DIY Woman has now fixed her internet problems…and this time it’s personal.
With a little (a very little help) from Orange France, a wi-fi extender (not at all like seafood extender) and the National Australia Bank, your intrepid correspondent has prevailed over the technology that’s been out to get her from Day One. Not that she’s paranoid: she’s just very, very tired.
Here’s your step-by-step guide to tackling internet connection problems in a foreign country (and we all know which one):
1. Spend hours googling French telecommunications websites with no discernible English translations.
2. Give up on the idea of speaking to a human being.
3. Send questions to said websites if you can find an email address
4. Gain nothing from these hours of research
5. Get yourself to a service provider’s shopfront 10 minutes before opening. If you are fortunate you will only have 4 or 5 people in front of you and 4 or 5 people after you who miraculously get served before you.

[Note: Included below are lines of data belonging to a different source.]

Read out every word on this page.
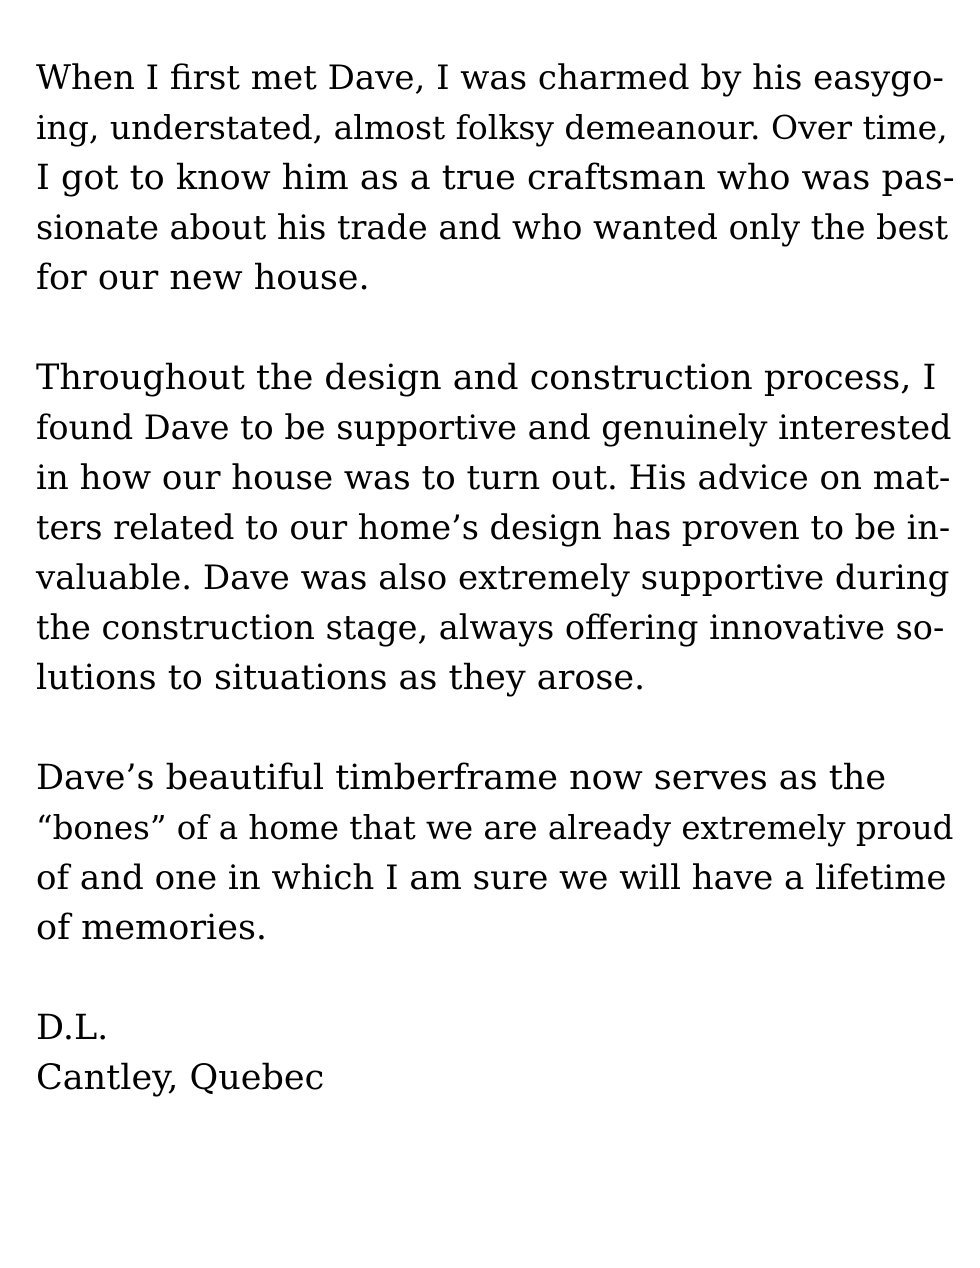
When I first met Dave, I was charmed by his easygo-
ing, understated, almost folksy demeanour. Over time,
I got to know him as a true craftsman who was pas-
sionate about his trade and who wanted only the best
for our new house.
Throughout the design and construction process, I
found Dave to be supportive and genuinely interested
in how our house was to turn out. His advice on mat-
ters related to our home’s design has proven to be in-
valuable. Dave was also extremely supportive during
the construction stage, always offering innovative so-
lutions to situations as they arose.
Dave’s beautiful timberframe now serves as the
“bones” of a home that we are already extremely proud
of and one in which I am sure we will have a lifetime
of memories.
D.L.
Cantley, Quebec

6. Be prepared to sit on the Naughty Chair until an English-speaking staff member is free to serve you
7. Understand that the term ‘English-speaking’ demonstrates more wishful thinking than fact
8. Leave the shop one hour and 100 euros later with a product called a wifi extender
9. Spend some hours reading manuals and peering at tiny passcodes too small for the human eye to see. This is part of a cunning cosmic plan to undermine the confidence of the average baby boomer who finds herself in a foreign country trying to come to grips with a hostile technology.
10. Enlist the help of the nice young handyman who has just dropped in to fix the crazy French door handles. (See point 7 of 10 Things We’ve Learned About France in No Particular Order)
My life in France is now almost perfect.
I just need to sort out a French Rail Pass and find myself a Frenchman. I’m reliably informed there’s a shortage of womenfolk in these parts as long as you’re not too fussy about whether they have their own teeth. Or indeed any teeth. I’ve seen lots of eligibles driving past on their tractors and I always make a point of smiling and waving. They do neither – probably because of the aforementioned teeth.